A highlight of the journey for Lammers was earning a trip to Consol Energy Center for the Frozen Four as an assistant coach to Norm Bazin at UMass-Lowell in 2013. That team featured current Pittsburgh Penguins Chad Ruhwedel and Scott Wilson. It was a special moment and a special memory because Lammers’ Pittsburgh background and love of the Penguins inspired and fueled his fire to climb the ranks and grow with the game of hockey.
“I am a Mario Lemieux baby and I do not know if I would have played hockey had I not gotten the chance to watch him play. He’s the inspiration and the motivation that created it,” Lammers stated. “I bleed black and gold that is a part of who I am and what I am from.”
There is no measuring the impact of what Mario Lemieux had on the game of hockey in the Pittsburgh area, and Lammers is the perfect example of what he created.

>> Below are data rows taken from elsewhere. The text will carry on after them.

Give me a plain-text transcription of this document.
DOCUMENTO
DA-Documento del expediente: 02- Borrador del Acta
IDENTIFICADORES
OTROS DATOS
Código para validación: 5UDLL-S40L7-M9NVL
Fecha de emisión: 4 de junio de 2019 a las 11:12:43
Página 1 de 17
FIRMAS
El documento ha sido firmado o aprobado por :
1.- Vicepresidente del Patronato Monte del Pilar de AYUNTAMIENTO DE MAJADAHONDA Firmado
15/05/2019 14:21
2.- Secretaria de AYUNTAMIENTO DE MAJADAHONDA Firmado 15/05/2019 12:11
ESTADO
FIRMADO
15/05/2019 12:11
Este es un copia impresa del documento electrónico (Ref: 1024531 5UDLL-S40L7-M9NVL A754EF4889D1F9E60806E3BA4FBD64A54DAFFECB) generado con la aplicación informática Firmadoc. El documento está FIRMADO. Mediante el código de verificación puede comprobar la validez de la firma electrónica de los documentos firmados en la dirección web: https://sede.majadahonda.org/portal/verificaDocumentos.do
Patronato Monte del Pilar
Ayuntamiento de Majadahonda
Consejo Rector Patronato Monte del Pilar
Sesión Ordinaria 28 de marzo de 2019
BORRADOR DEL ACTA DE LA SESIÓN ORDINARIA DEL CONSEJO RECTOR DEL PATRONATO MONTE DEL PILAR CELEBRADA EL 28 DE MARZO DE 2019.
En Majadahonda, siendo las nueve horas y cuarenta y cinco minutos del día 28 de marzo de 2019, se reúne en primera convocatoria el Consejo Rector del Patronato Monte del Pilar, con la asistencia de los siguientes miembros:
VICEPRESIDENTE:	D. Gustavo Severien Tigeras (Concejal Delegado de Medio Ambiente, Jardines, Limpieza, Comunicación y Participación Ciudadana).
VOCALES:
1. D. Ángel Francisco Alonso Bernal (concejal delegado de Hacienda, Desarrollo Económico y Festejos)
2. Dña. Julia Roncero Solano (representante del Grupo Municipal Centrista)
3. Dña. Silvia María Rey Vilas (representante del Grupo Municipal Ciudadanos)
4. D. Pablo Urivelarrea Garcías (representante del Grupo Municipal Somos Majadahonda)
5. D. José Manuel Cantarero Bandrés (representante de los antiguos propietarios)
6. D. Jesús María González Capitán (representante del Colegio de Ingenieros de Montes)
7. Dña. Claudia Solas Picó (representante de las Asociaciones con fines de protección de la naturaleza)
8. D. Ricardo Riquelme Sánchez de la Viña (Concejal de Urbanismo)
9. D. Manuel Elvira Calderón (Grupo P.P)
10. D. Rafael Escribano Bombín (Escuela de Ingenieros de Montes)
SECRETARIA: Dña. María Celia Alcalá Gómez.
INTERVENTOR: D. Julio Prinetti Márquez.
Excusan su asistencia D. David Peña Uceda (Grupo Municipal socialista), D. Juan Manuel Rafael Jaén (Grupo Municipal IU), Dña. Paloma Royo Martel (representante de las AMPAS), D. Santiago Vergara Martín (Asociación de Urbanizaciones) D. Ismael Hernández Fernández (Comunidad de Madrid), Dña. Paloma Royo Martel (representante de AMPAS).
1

Lammers was a young kid with a toy stick glued to the television and aspired to be like Lemieux as he weaves in and out of defenders. Not only did Lemieux provide the inspiration, his presence led to more kids playing hockey, more rinks and more talent from the area, not just at the NHL level, but throughout the college and minor league system.
“Many of the people in the area I played for and played with in Pittsburgh hockey made it exciting, which gave me the chance to move onto college and the minors,” Lammers said. “It was because of the success of the Pittsburgh sports teams that I have the expectation to follow along with the city of championships.”
Lammers sees the same thing happening during the Penguins’ current run of success with players like Sidney Crosby and Evgeni Malkin.
“When you study the history of Pittsburgh, it is really interesting to see the jump of players that moved on through college and the minors because of Lemieux, and then there is a lull before Sidney Crosby and then boom a lot more players are coming out of Pittsburgh again,” Lammers said.
With reaching the Division I level, Lammers has accomplished a goal he’s had for a long time, but he does admit that there will be adjustments in his first season and that his schedule will be a lot different. For the hockey-raised head coach the new adjustments come more off of the ice than on it.
“In terms of being a college head coach, you are more of a CEO, because so much is happening, so many people need a part of your time so you have to be a really good manager of time,” acknowledged Lammers.
Niagara is coming off a seven-win season, the worst in program history. It might take time for Lammers to build this program up and put in the same values of consistency and winning that he has brought to every team he has touched so far.
The Colonials will make two trips to Dwyer Arena, this year — this Friday and Tues., Jan. 9.